Error rates for facial recognition technology in general also substantially increase when facial recognition is deployed in public spaces where the images captured on video surveillance cameras are natural, blurred, and unposed. Deploying this technology in Buenos Aires’ subway system, with a daily ridership of over 1.4 million people and countless more passing through or near its stations, will result in people being wrongly flagged as suspects for arrest.

Buenos Aires is currently deploying the system on a small scale, for budgetary reasons. The European Union has estimated that when using live facial recognition in places visited by millions of people, like subway systems, even a relatively small error rate like 0.01 percent may result in hundreds of people being incorrectly identified once the system is scaled up to its full capacity. In public statements, the Buenos Aires city government, has cited error rates of 3 percent or higher and given very different numbers of mistaken identifications, making it difficult to quantify the system’s impact so far.

Official documents obtained by the Argentine Computer Law Observatory (Observatorio de Derecho Informático Argentino), reveal that the Buenos Aires police are stopping and detaining people solely on the basis of the automated alerts generated by the facial recognition system. Adults have been mistakenly detained and arrested.

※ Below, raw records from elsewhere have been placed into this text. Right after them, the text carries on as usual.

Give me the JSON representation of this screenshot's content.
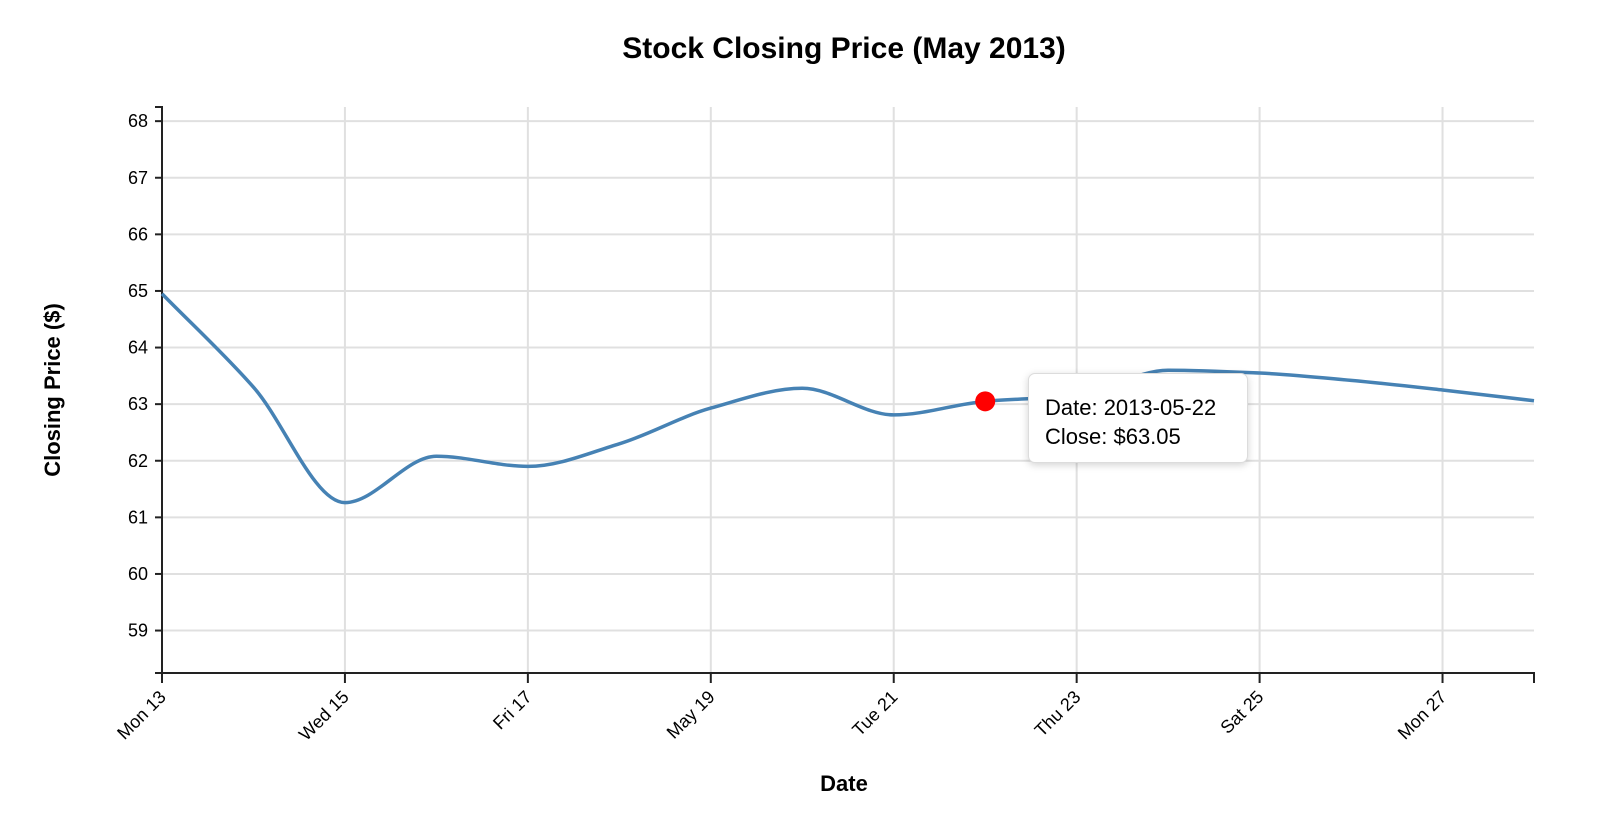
{
  "chart_data": {
    "type": "line",
    "title": "Stock Closing Price (May 2013)",
    "xlabel": "Date",
    "ylabel": "Closing Price ($)",
    "x_domain": [
      "2013-05-13",
      "2013-05-28"
    ],
    "ylim": [
      58.25,
      68.25
    ],
    "y_ticks": [
      59,
      60,
      61,
      62,
      63,
      64,
      65,
      66,
      67,
      68
    ],
    "x_ticks": [
      {
        "date": "2013-05-13",
        "label": "Mon 13"
      },
      {
        "date": "2013-05-15",
        "label": "Wed 15"
      },
      {
        "date": "2013-05-17",
        "label": "Fri 17"
      },
      {
        "date": "2013-05-19",
        "label": "May 19"
      },
      {
        "date": "2013-05-21",
        "label": "Tue 21"
      },
      {
        "date": "2013-05-23",
        "label": "Thu 23"
      },
      {
        "date": "2013-05-25",
        "label": "Sat 25"
      },
      {
        "date": "2013-05-27",
        "label": "Mon 27"
      }
    ],
    "grid": true,
    "line_color": "#4682b4",
    "series": [
      {
        "points": [
          {
            "date": "2013-05-13",
            "close": 64.95
          },
          {
            "date": "2013-05-14",
            "close": 63.3
          },
          {
            "date": "2013-05-15",
            "close": 61.26
          },
          {
            "date": "2013-05-16",
            "close": 62.08
          },
          {
            "date": "2013-05-17",
            "close": 61.9
          },
          {
            "date": "2013-05-18",
            "close": 62.3
          },
          {
            "date": "2013-05-19",
            "close": 62.93
          },
          {
            "date": "2013-05-20",
            "close": 63.28
          },
          {
            "date": "2013-05-21",
            "close": 62.81
          },
          {
            "date": "2013-05-22",
            "close": 63.05
          },
          {
            "date": "2013-05-23",
            "close": 63.15
          },
          {
            "date": "2013-05-24",
            "close": 63.6
          },
          {
            "date": "2013-05-25",
            "close": 63.55
          },
          {
            "date": "2013-05-26",
            "close": 63.42
          },
          {
            "date": "2013-05-27",
            "close": 63.25
          },
          {
            "date": "2013-05-28",
            "close": 63.06
          }
        ]
      }
    ],
    "highlight": {
      "date": "2013-05-22",
      "close": 63.05,
      "color": "#ff0000",
      "tooltip_date": "Date: 2013-05-22",
      "tooltip_close": "Close: $63.05"
    }
  }
}
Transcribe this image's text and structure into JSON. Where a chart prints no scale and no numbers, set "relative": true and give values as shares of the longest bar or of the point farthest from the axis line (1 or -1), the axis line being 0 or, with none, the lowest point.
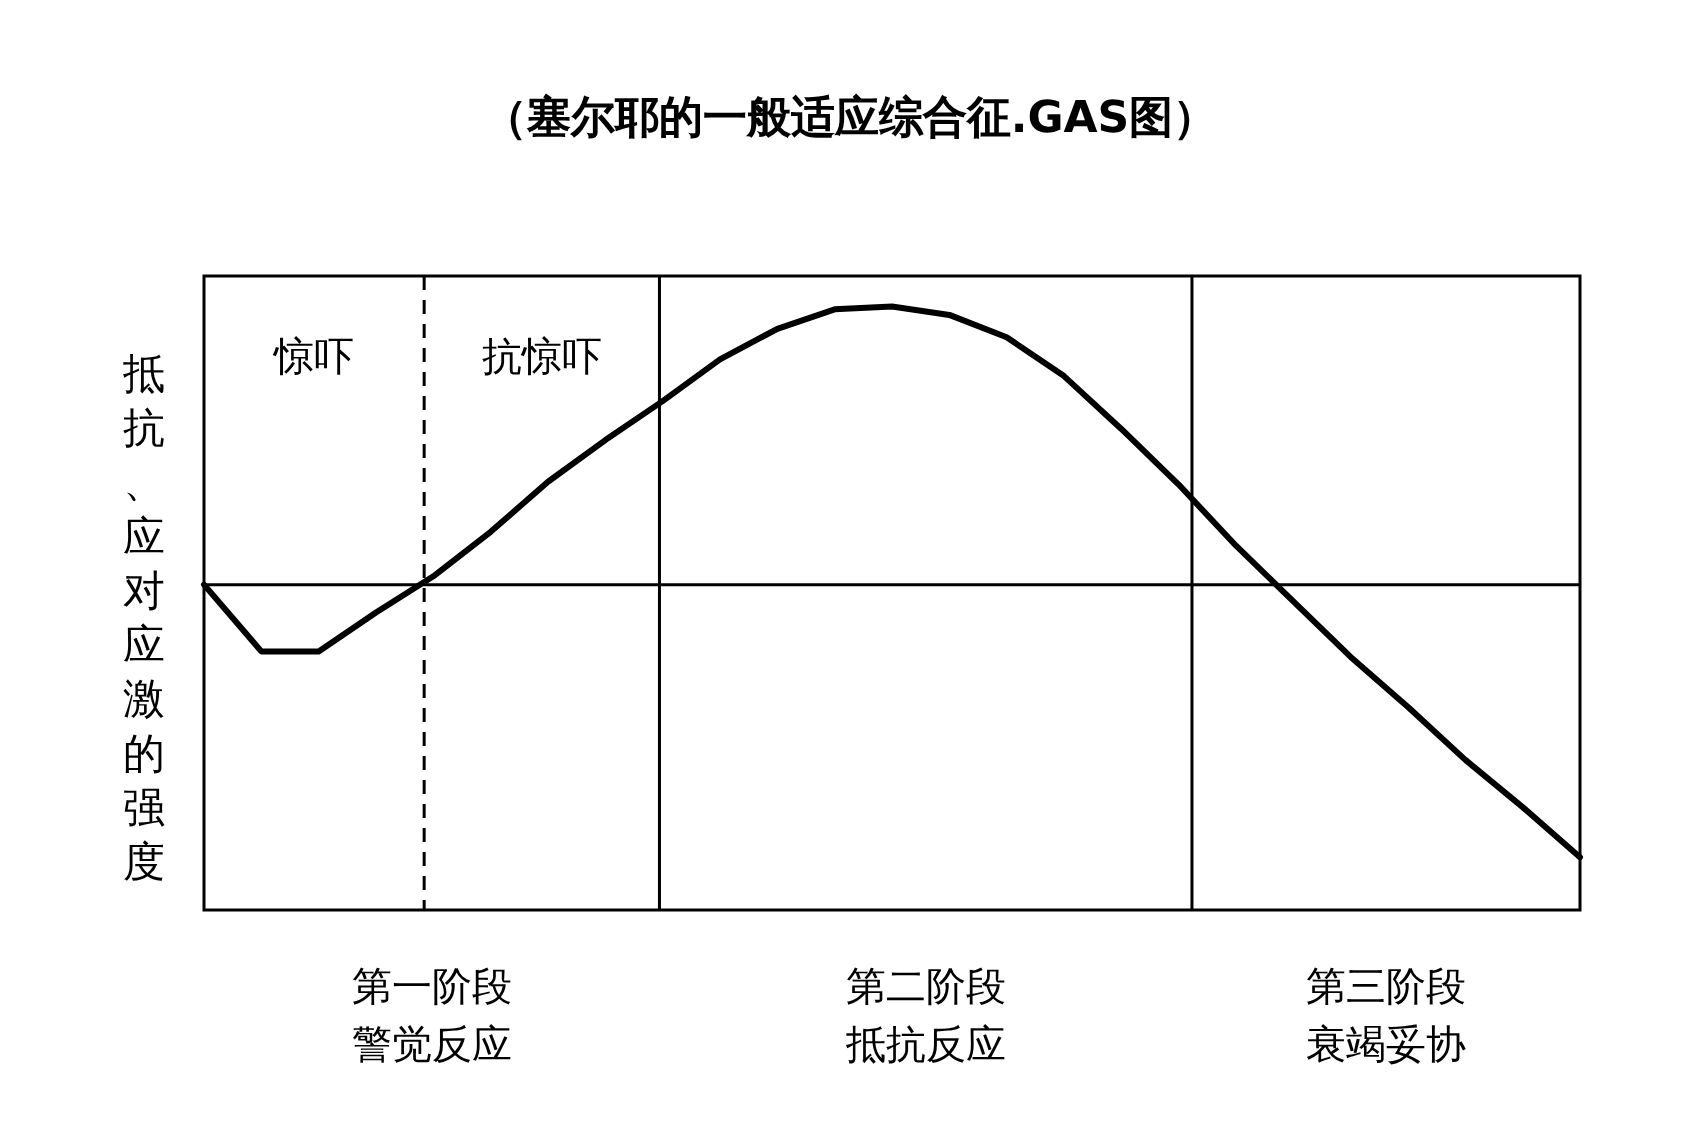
{
  "chart_data": {
    "type": "line",
    "relative": true,
    "title": "（塞尔耶的一般适应综合征.GAS图）",
    "ylabel": "抵抗、应对应激的强度",
    "categories": [
      null,
      null,
      null,
      null,
      null,
      null,
      null,
      null,
      null,
      null,
      null,
      null,
      null,
      null,
      null,
      null,
      null,
      null,
      null,
      null,
      null,
      null,
      null,
      null,
      null
    ],
    "values": [
      0,
      -0.24,
      -0.24,
      -0.1,
      0.03,
      0.19,
      0.37,
      0.52,
      0.66,
      0.81,
      0.92,
      0.99,
      1,
      0.97,
      0.89,
      0.75,
      0.56,
      0.36,
      0.14,
      -0.06,
      -0.26,
      -0.44,
      -0.63,
      -0.8,
      -0.98
    ],
    "color": "#000000",
    "marker": "none",
    "line_style": "solid",
    "ref_lines": [
      {
        "axis": "y",
        "value": 0
      }
    ],
    "annotations": [
      "惊吓",
      "抗惊吓",
      "第一阶段警觉反应",
      "第二阶段抵抗反应",
      "第三阶段衰竭妥协"
    ]
  }
}
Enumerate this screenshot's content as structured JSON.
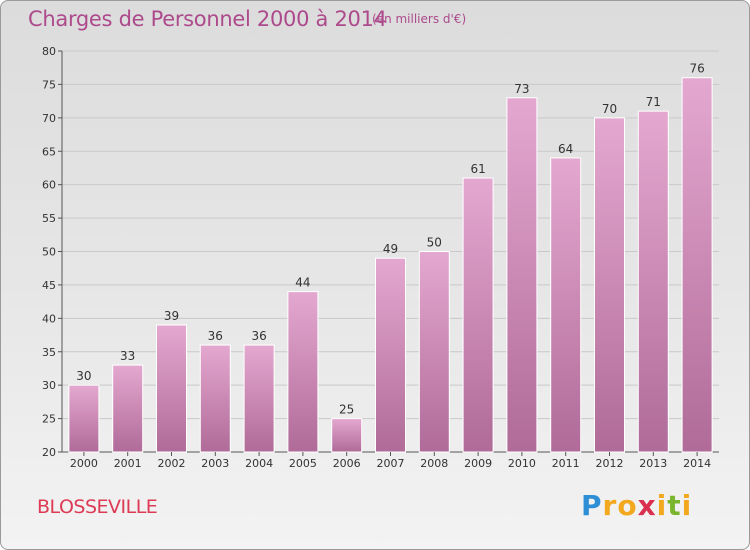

The city government has defended its use of the system, blaming mistaken matches on errors in CONARC. The city’s Justice and Security Ministry has denied that the facial recognition system identifies children, as “CONARC does not contain the data of minors,” which is false.

Argentina’s Justice and Human Rights Ministry should immediately remove all children under 18 from the CONARC database, which is published daily, Human Rights Watch said. The Buenos Aires city government should immediately suspend its facial recognition system, conduct a privacy and human rights impact assessment, and publish verifiable statistics on the system’s performance. The city government should also invite public engagement to assess the necessity, proportionality, and legality of the use of facial recognition surveillance, with special consideration for its implications for children.

“Authorities from the national and Buenos Aires city governments should coordinate efforts to shield children from harm caused by unreliable surveillance technologies and practices that violate their right to privacy,” Vivanco said.